The Corner

UKIP’s Good Night

John O’Sullivan will have more to say here later on UKIP’s very good night. Tory defector Douglas Carswell’s triumph in the special election in Clacton was both expected and remarkable (it would have been close to unimaginable a year ago), but the fact that UKIP also came within a few hundred seats of taking a supposedly safe Labour seat (Heywood and Middleton) is not only a huge embarrassment to the Labour Party, but another blow to the Tories. How so? Well, one of the most powerful arguments against UKIP on the right has been that voting UKIP will let Labour in at the next election (due in May). There’s lot to that, but UKIP’s increasing success in attracting support from those who used to vote Labour (or who haven’t voted for years) gives Farage a useful tool for pushing back against it.

That said, the way that Britain’s electoral arithmetic works, the biggest danger that UKIP will pose in May continues to be to the Conservatives. ‘Red Ed’ Milliband still looks to be the most likely next occupant of Number 10.

Over at the Daily Telegraph, Tim Stanley wades in:

The significance of the results is that it suggests that its European elections vote – though nationally small when non-voting is factored in – is holding up in parliamentary elections. Beneath the radar, we are starting to witness a mini-realignment among the disaffected. Rather than swinging from one centrist party to another, as used to happen, they are coalescing around a populist revolt that is hard politically to define.

Consider who Ukip just elected to Parliament: a libertarian who urged his party to embrace immigrants in his intellectual acceptance speech. How will Carswell’s politics sit with a party that has, in recent years, evolved from a simple anti-EU Thatcherite philosophy to something that urges control of migration and protection of the NHS from private finance? For the short-term, there probably won’t be a problem. Ukip will be focused on winning seats in 2015 rather than on internal debates about policy. But in the longer term, there may be some disagreement for the other parties to exploit. It was notable on Thursday night’s Question Time that Eric Pickles went hard after Patrick O’Flynn on u-turns over taxation and health policy. For Ukip’s enemies, those stumbles are hopeful signs of internal disharmony.

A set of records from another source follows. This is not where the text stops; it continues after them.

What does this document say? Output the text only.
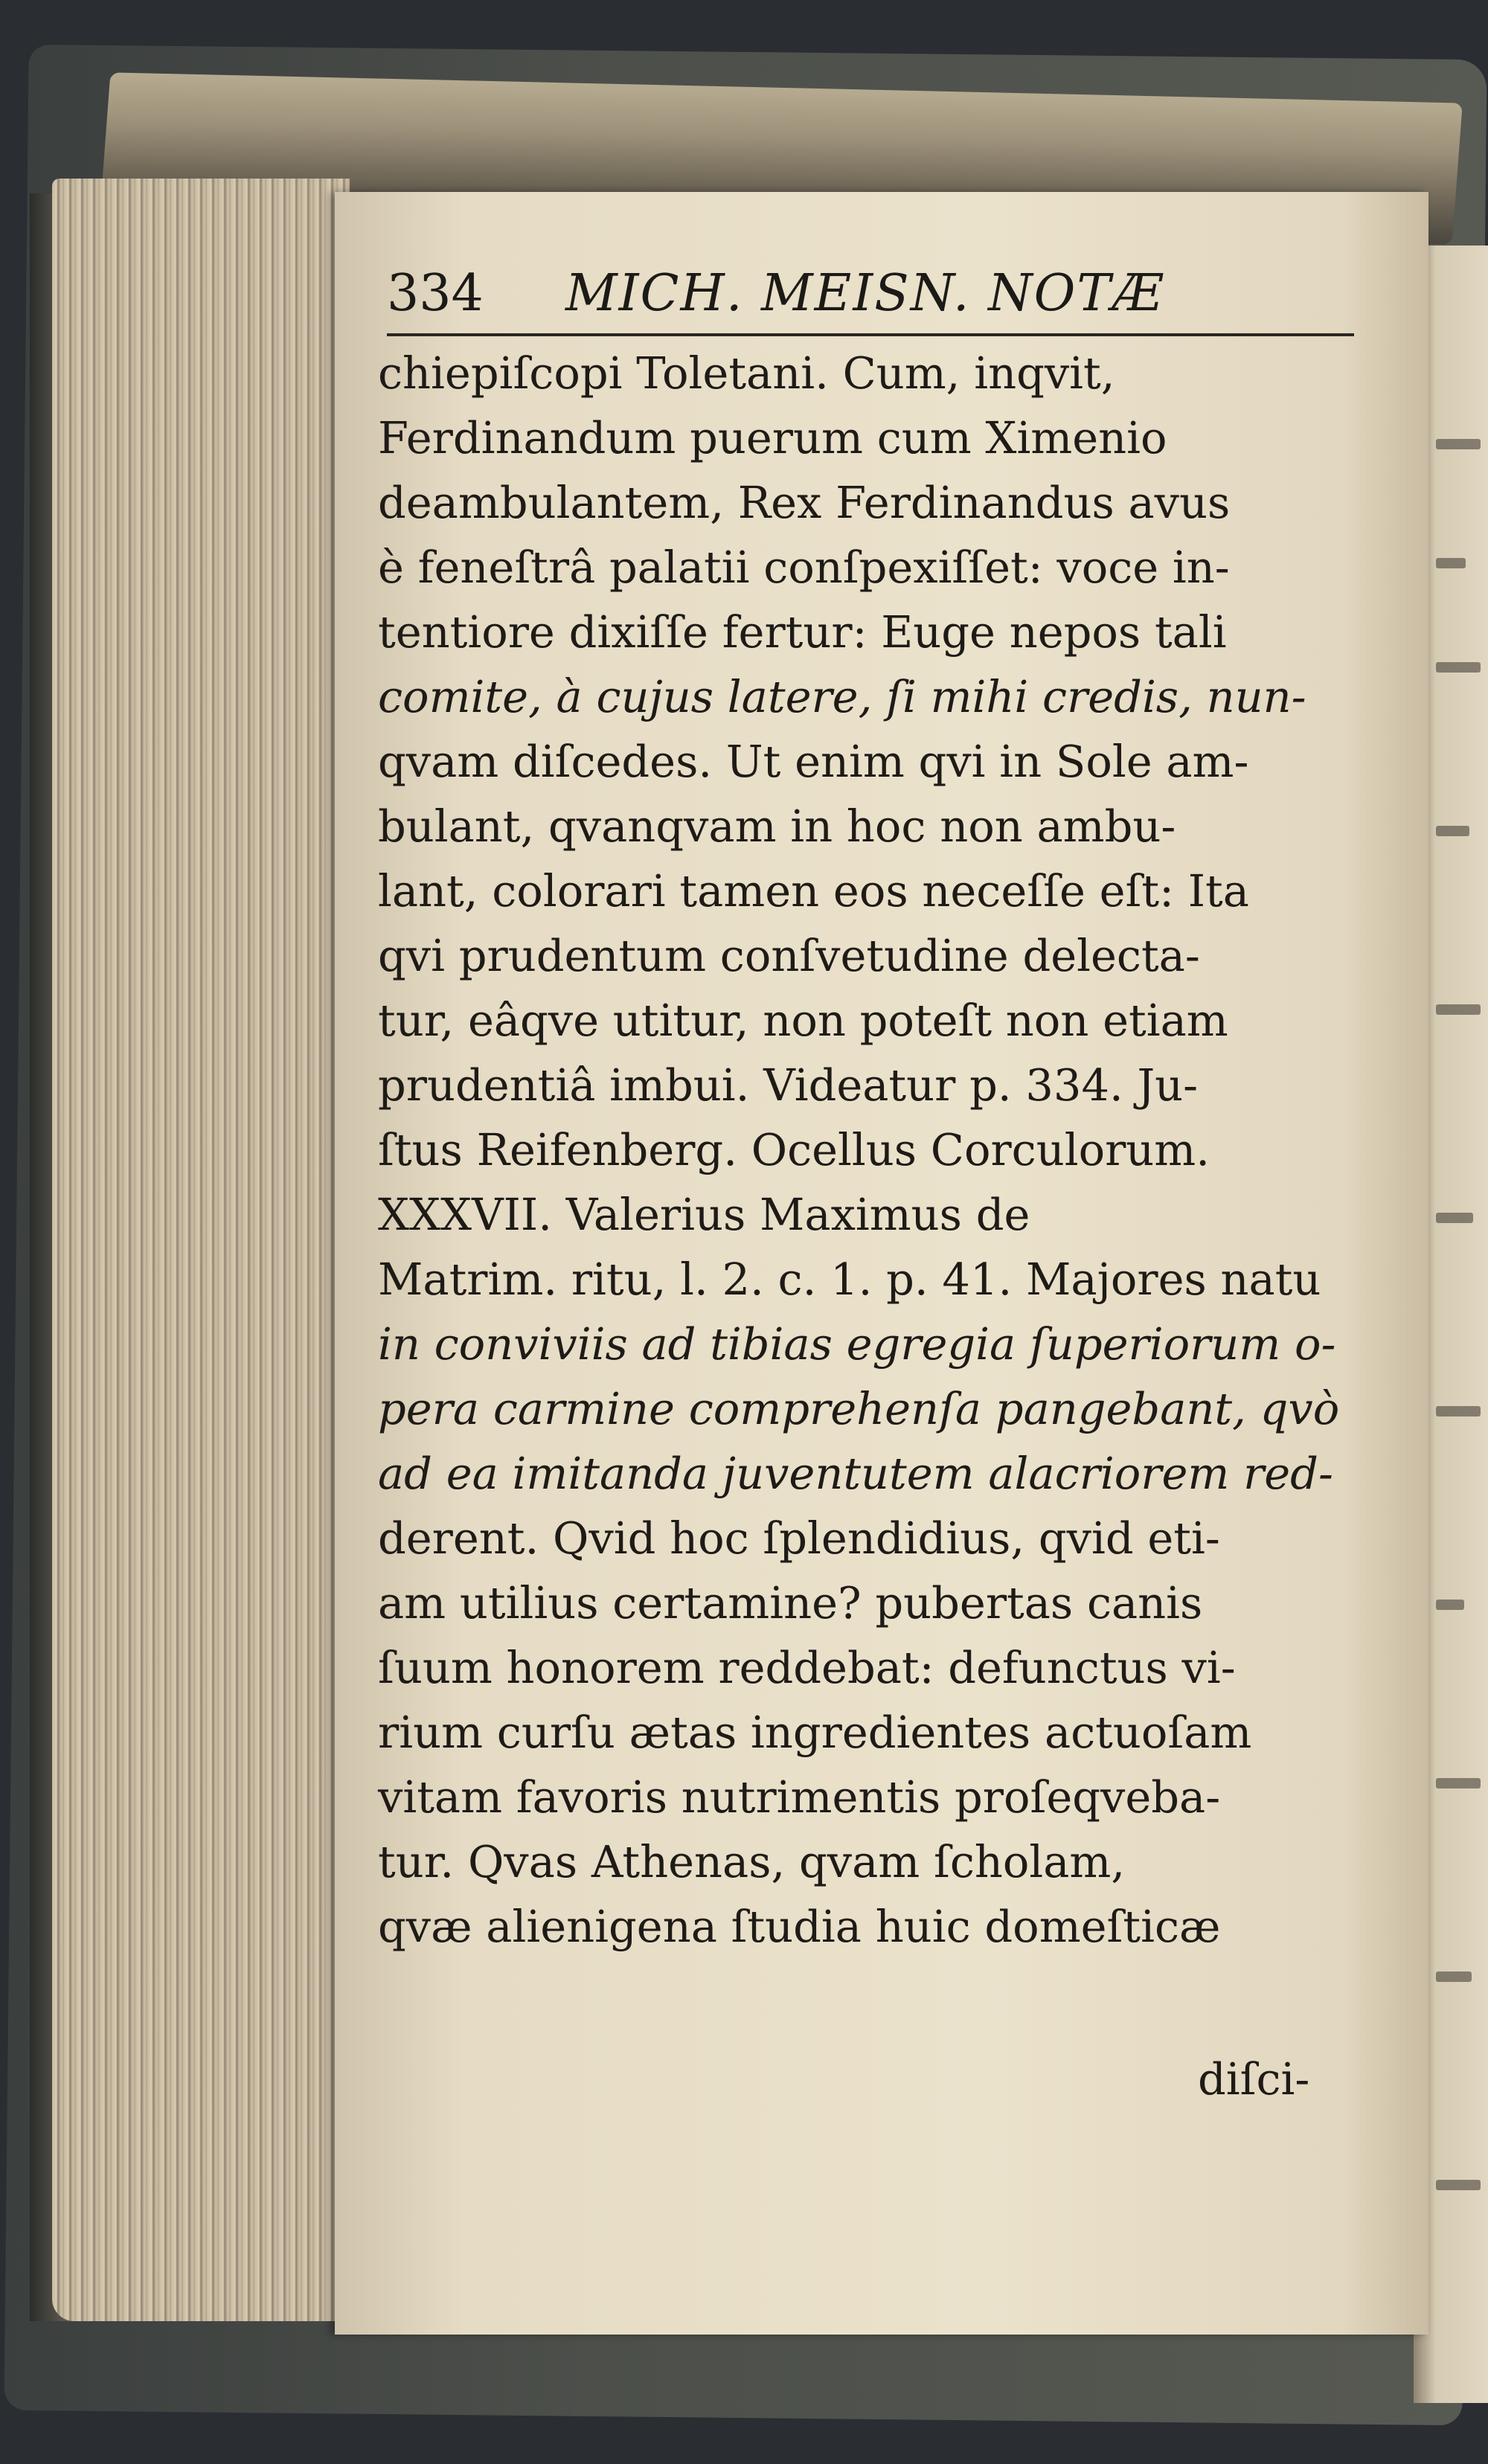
334 MICH. MEISN. NOTÆ
chiepiſcopi Toletani. Cum, inqvit,
Ferdinandum puerum cum Ximenio
deambulantem, Rex Ferdinandus avus
è feneſtrâ palatii conſpexiſſet: voce in-
tentiore dixiſſe fertur: Euge nepos tali
comite, à cujus latere, ſi mihi credis, nun-
qvam diſcedes. Ut enim qvi in Sole am-
bulant, qvanqvam in hoc non ambu-
lant, colorari tamen eos neceſſe eſt: Ita
qvi prudentum conſvetudine delecta-
tur, eâqve utitur, non poteſt non etiam
prudentiâ imbui. Videatur p. 334. Ju-
ſtus Reifenberg. Ocellus Corculorum.
XXXVII. Valerius Maximus de
Matrim. ritu, l. 2. c. 1. p. 41. Majores natu
in conviviis ad tibias egregia ſuperiorum o-
pera carmine comprehenſa pangebant, qvò
ad ea imitanda juventutem alacriorem red-
derent. Qvid hoc ſplendidius, qvid eti-
am utilius certamine? pubertas canis
ſuum honorem reddebat: defunctus vi-
rium curſu ætas ingredientes actuoſam
vitam favoris nutrimentis proſeqveba-
tur. Qvas Athenas, qvam ſcholam,
qvæ alienigena ſtudia huic domeſticæ
diſci-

But one thing can keep the Ukip coalition bound together: the culture war. It’s hard to put one’s finger on, but there’s a growing divide in this country between the London metropole and everywhere else – a divide reflected in the Scottish nationalist rebellion as well as the purple tide. It’s not really a matter of substantive policy but of style and tone. Ukip represents those who look at the three main parties – parties of wealth, social liberalism, multiculturalism, suits and ties and faint disdain for anything old and traditional – and sees a species apart. By contrast, Ukip’s various faux-pas and the slight barminess of its candidates are indicators of originality and honesty. These aren’t people who one suspects are silently judging the interior of the houses of the voters they canvass on the doorstep.